また坪内特命教授は、この変化をこう評する。「企業の方は、やはりコードにコメントを残したり、後で使えるように整理したりする文化を持っています。学生はどうしても『動けばいい』になりがち。阮さんが入ったことで、自然とチームに『継続性のある開発』の空気が生まれたのは大きいですね」
企業の規律と、学生の爆発力。二つが噛み合った時、チームケルベロスは「唯一の課題達成」という高みへ到達した。

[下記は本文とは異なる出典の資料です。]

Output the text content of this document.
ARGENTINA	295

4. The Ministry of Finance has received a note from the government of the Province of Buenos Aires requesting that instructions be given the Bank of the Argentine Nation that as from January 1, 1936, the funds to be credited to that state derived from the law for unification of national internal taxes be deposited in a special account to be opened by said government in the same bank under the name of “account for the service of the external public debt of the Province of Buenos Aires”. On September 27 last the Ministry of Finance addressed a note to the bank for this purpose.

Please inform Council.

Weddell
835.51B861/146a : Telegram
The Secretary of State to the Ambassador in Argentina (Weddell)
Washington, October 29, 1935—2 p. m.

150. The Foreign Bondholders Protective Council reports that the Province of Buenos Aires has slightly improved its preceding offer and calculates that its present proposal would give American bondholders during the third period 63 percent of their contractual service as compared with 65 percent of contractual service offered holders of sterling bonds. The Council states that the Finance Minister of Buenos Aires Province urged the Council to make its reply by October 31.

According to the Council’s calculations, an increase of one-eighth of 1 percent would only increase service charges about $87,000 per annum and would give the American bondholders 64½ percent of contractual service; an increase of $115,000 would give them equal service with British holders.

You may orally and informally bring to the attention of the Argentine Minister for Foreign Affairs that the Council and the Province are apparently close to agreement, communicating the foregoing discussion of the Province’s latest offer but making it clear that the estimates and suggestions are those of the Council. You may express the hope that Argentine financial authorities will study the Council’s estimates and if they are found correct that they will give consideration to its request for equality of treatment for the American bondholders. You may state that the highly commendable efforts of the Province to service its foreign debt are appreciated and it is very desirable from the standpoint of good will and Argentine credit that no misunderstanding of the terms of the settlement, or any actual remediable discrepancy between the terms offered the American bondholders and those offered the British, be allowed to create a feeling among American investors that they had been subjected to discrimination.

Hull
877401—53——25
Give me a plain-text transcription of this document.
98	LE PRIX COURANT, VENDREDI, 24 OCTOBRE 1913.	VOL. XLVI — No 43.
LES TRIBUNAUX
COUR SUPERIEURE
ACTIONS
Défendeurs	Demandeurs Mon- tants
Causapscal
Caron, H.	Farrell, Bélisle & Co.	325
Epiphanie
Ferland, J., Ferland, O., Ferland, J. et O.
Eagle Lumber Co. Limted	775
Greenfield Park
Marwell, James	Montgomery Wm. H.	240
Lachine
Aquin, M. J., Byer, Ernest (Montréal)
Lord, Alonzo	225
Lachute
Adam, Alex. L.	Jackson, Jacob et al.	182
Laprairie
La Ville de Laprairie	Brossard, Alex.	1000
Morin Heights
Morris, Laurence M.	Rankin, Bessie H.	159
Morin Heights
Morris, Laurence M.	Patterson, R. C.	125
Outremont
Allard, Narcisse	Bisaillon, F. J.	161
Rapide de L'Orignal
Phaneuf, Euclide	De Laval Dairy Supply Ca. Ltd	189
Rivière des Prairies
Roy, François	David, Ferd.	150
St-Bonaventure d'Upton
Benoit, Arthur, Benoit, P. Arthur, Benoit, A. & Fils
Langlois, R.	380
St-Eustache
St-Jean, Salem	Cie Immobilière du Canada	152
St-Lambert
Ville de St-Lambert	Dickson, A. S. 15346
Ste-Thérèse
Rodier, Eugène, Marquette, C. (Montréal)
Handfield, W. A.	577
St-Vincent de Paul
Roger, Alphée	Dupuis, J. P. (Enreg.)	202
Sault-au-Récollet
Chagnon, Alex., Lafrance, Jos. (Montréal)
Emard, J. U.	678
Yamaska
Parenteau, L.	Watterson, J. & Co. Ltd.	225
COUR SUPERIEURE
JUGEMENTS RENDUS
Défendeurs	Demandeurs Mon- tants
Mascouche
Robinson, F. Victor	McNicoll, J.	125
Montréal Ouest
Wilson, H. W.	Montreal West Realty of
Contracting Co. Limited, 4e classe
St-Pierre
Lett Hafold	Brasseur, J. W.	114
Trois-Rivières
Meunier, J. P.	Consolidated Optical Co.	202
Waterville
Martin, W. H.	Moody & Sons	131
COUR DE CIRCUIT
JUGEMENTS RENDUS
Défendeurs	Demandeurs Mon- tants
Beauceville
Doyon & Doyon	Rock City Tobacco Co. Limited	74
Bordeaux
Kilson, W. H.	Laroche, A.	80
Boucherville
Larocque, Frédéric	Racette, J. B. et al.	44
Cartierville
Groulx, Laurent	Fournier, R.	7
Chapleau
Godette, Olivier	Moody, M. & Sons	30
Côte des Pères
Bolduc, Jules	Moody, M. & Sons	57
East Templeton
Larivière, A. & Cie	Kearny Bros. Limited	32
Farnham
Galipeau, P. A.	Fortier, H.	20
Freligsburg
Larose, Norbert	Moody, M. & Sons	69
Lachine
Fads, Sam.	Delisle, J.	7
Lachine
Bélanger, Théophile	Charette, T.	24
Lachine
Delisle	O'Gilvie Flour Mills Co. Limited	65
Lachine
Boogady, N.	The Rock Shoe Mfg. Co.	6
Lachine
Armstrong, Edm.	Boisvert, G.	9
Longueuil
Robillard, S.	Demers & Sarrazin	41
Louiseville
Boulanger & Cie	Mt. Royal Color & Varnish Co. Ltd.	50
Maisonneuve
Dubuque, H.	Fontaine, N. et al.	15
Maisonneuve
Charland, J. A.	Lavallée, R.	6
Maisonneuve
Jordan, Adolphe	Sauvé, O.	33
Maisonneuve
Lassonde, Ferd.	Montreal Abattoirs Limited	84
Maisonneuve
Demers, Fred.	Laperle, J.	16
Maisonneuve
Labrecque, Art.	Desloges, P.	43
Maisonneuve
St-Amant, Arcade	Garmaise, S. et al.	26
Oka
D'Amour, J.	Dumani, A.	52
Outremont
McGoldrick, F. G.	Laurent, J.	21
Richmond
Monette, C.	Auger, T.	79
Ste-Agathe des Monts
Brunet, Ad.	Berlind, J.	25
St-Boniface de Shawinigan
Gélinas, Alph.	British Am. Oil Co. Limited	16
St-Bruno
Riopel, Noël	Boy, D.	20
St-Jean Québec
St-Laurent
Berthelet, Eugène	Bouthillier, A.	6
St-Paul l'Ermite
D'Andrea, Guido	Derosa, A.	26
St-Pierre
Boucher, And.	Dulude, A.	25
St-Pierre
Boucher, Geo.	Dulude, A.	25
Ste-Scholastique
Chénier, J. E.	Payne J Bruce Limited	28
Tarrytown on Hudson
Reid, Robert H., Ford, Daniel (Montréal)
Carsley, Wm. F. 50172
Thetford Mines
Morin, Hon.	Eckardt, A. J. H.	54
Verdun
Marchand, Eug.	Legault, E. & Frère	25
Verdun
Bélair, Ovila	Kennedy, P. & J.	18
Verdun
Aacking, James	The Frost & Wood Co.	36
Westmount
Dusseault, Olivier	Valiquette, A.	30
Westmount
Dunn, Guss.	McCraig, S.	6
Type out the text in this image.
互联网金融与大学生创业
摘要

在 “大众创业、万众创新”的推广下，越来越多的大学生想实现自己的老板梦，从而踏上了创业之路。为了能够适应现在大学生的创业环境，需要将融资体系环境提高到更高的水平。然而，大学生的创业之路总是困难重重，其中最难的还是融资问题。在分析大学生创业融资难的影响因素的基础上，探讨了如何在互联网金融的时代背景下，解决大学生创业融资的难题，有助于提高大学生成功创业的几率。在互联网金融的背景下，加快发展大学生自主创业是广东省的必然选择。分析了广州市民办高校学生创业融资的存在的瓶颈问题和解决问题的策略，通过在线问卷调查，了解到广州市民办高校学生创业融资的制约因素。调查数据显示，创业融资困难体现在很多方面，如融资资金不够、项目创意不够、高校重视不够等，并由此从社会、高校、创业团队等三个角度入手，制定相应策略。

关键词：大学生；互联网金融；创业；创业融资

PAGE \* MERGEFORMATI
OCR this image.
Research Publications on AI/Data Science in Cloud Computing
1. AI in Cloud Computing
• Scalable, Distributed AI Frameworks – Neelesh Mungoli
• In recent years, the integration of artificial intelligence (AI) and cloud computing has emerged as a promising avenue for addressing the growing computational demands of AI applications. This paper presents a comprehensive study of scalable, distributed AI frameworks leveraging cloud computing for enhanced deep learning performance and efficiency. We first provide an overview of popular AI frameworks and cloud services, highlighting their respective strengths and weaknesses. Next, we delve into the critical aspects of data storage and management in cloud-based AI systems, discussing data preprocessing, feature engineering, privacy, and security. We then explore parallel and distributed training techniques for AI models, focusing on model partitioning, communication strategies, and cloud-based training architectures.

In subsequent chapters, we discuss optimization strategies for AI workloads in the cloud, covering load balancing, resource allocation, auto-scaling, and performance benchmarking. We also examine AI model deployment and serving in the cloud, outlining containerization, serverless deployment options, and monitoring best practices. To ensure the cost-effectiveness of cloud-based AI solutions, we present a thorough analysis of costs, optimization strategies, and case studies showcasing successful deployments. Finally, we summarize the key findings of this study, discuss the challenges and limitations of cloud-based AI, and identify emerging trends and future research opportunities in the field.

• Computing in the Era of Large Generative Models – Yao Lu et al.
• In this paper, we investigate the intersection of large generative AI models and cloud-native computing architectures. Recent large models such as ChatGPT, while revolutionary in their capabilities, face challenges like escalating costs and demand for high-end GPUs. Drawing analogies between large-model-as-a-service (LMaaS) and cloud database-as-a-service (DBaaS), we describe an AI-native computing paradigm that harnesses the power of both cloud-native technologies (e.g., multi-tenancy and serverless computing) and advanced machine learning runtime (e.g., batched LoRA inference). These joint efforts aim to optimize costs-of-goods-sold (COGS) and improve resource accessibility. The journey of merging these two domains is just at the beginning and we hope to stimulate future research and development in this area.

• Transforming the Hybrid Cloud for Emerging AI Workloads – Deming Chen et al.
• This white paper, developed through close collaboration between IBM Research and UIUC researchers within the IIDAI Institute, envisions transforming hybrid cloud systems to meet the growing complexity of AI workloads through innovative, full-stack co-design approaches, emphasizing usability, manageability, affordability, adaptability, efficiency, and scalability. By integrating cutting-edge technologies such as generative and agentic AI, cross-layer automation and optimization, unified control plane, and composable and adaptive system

「失敗の引き出し」こそが、AI時代のエンジニアの財産
坪内特命教授は、この産学連携の意義について、独自の「引き出し理論」で説明する。
「エンジニアにとって大事なのは、成功も失敗も思い通りいかなかったことも、それらが詰まった『引き出し』の数です。一つの引き出しが開くと、それに関連する他の引き出しも連動して開く。阮さんはこの1年、ロボットが思い通りに動かない経験を山ほどしました。 今の日本の開発現場は、失敗を恐れて『正解』ばかり求めがちかもしれません。しかし、AI全盛の不確実な未来では、正解なんて誰も知りません。だからこそ、現場で泥にまみれて『こうやったらうまくいかない』『その根本原因はこれだ』というような経験と知識の引き出しを沢山持っている人間が、困難な状況に直面してもそこから良き解にたどりつける、誰からも頼りにされる強いエンジニアになるんです。AIもそういう解の候補を出してくれる頼もしい相棒になるかもしれませんが、AIの出した解が確かに良さそうだと、と思える直感や決断も自分のもつ経験の詰まった『引き出し』があってこそですよね」
本番直前まで故障が続いたというロボット。「本番完走できたのが奇跡かもしれない」と話す学生も
ただ労働力を提供するだけの派遣ではない。社員自身が大学という「実験場」で学生と共に悩み、失敗し、その経験を会社に持ち帰る。この「共創」をひとつの答えとして、これからも大学と共に新しい答えを創造していく。
「未来は誰にもわからない」からこそ面白い
見事、つくば市長賞を受賞したチームケルベロス。しかし、彼らは「これで完成」とは微塵も思っていない。 インタビューの最後、阮さんと外山さんは口を揃えて「来年はどうなるかわからない」と笑った。
「ここ一年ほどで、自らコードを書き、エラー修正まで行うReAct Loop型のAIエージェントが大きく進展しました。これにより、エンジニアはコードを書く作業そのものから徐々に解放され、より上位のシステム構築や設計に専念できるようになりつつあります。それくらい、2025年の変化は劇的でした。だからこそ、一つの技術に固執せず、常に新しい波を乗りこなすエンジニアであり続けたいです」(阮)
「AIの活用は広がりつつありますが、ロボットへの適用においては、用途や環境に応じた設計が依然として重要です。また、『AIと人間がどう共存するか』という点については、今後も検討が必要なテーマだと感じています」(外山)
2025年、ロボット開発の現場は変わった。 コードを書く量は減ったかもしれない。しかし、未知のテクノロジーを前にして、悩み、衝突し、それでも前へ進もうとする人間たちの「熱量」だけは、変わることがない。 パーソルクロステクノロジーは、これからも柔軟な技術力で、激変する未来の最前線に立ち続ける。